You should do it in a function.

In [55]:
token_to_letter = {v: k for k, v in token_dict.items()}

def get_predicted_letter(string):
    string_convert = [token_dict[_] for _ in string]

    pred = model.predict([string_convert])
    pred_class = np.argmax(pred[0])
    pred_letter = token_to_letter[pred_class]
    
    return pred_letter

string = 'this is a good'

get_predicted_letter(string)



' '

❓ **Question** ❓ Now, write a function that takes a string as an input, predicts the next letter, appends the letter to the initial string, then redoes the prediction, etc etc.

For instance : 
- 'this is a good' => ' '
- 'this is a good ' => 'm'
- 'this is a good m' => 'o'
...

The function should also take the number of times you repeat the operation as an input.

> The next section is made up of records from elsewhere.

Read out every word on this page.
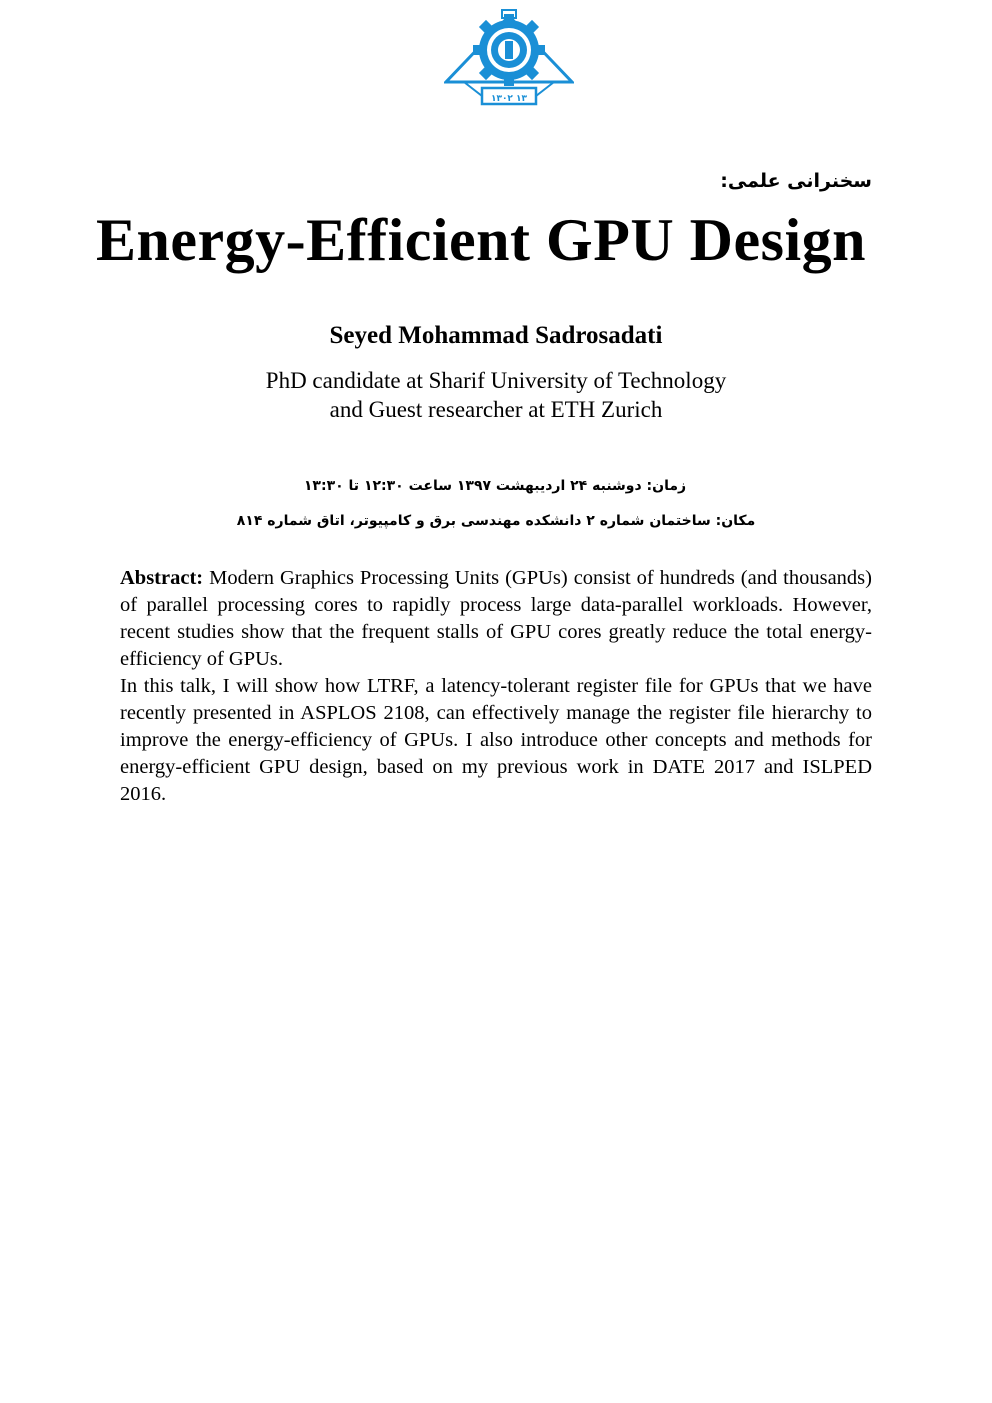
۱۳۰۲ ۱۳
سخنرانی علمی:
Energy-Efficient GPU Design
Seyed Mohammad Sadrosadati
PhD candidate at Sharif University of Technology
and Guest researcher at ETH Zurich
زمان: دوشنبه ۲۴ اردیبهشت ۱۳۹۷ ساعت ۱۲:۳۰ تا ۱۳:۳۰
مکان: ساختمان شماره ۲ دانشکده مهندسی برق و کامپیوتر، اتاق شماره ۸۱۴

Abstract: Modern Graphics Processing Units (GPUs) consist of hundreds (and thousands) of parallel processing cores to rapidly process large data-parallel workloads. However, recent studies show that the frequent stalls of GPU cores greatly reduce the total energy-efficiency of GPUs.

In this talk, I will show how LTRF, a latency-tolerant register file for GPUs that we have recently presented in ASPLOS 2108, can effectively manage the register file hierarchy to improve the energy-efficiency of GPUs. I also introduce other concepts and methods for energy-efficient GPU design, based on my previous work in DATE 2017 and ISLPED 2016.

You can have some fun trying different input sequences here.

In [57]:
def repeat_prediction(string, repetition):
    string_tmp = string
    for i in range(repetition):
        predicted_letter = get_predicted_letter(string_tmp)
        string_tmp = string_tmp + predicted_letter

    return string_tmp

strings = ['what i like is ',
          ]

[repeat_prediction(string, 20) for string in strings]



['what i like is the the the the the ']

❓ **Question** ❓ Try to optimize your architecture to improve your performance. You can also try to load more data in the first function.